Source: Sacramento Bee
By the Numbers
CONFIRMED CASES
Alameda County: 4,481

Contra Costa County: 2,026

California: 159,231

U.S.: 2,148,357
REPORTED DEATHS
Alameda County: 112

Contra Costa County: 49

California: 5,203

U.S.: 117,290
Sources: Johns Hopkins University, LA Times & Alameda & Contra Costa Counties Dashboard
For Bay Area trends visit SF Chronicle tracker .
Bay Area News
East Bay Times, June 17, 2020
Contra Costa County is easing restrictions on hair salons, barber shops, churches and other facilities, even as a county official acknowledges that the county’s COVID-19 numbers are all trending upward. The county announced this week that as of Wednesday morning, an amendment to the coronavirus public health order would allow hair salons and barber shops to resume business. Houses of worship can hold religious services, including funerals, for groups of up to 100 people.
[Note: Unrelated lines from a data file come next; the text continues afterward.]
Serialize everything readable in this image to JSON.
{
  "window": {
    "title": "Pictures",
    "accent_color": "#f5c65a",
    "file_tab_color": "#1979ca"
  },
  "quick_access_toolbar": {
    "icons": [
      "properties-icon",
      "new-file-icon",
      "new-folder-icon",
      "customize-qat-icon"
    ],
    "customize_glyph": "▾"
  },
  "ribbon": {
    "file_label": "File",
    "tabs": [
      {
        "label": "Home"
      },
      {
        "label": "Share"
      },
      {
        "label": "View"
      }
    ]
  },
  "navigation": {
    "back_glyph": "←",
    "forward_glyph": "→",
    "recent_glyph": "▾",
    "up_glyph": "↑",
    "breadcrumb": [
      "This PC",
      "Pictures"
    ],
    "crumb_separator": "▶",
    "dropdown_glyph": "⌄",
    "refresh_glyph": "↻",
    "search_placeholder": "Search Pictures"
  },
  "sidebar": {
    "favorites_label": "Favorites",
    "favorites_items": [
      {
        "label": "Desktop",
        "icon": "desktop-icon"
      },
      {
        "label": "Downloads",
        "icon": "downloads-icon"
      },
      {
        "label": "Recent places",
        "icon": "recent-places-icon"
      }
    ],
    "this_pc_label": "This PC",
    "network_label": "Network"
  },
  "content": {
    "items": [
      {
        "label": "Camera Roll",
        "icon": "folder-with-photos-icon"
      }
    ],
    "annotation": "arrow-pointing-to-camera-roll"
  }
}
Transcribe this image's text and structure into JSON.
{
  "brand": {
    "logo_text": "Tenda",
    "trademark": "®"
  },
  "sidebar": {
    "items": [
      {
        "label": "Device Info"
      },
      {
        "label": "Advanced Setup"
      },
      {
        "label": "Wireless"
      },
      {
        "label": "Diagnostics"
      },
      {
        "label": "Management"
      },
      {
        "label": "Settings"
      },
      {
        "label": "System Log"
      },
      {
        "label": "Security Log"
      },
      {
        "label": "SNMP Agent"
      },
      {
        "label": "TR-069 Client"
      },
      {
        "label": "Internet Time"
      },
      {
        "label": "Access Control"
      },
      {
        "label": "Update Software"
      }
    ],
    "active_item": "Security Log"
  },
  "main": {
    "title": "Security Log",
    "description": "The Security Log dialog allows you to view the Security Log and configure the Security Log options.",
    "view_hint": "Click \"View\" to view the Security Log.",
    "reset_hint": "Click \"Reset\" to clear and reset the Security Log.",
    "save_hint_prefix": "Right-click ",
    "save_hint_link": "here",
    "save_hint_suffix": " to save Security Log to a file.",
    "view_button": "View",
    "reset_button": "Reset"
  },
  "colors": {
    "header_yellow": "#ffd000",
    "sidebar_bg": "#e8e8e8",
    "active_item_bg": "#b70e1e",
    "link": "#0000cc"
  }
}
On Tuesday, Contra Costa Health Services Director Anna Roth told the Board of Supervisors that health officials were noting that most of the county’s coronavirus “indicators,” the rate of positive tests, the rates of deaths and hospitalizations, were still on the rise.

Contra Costa Health Services

Oaklandside, June 16, 2020
On June 19, sidewalk pickup will start at five Oakland Public Library branches. During the shelter in place, many librarians and library shifted gears and temporarily became city  Disaster Service Workers , distributing food to the community. Other staff continued to provide traditional library services online, even while the physical branches were closed.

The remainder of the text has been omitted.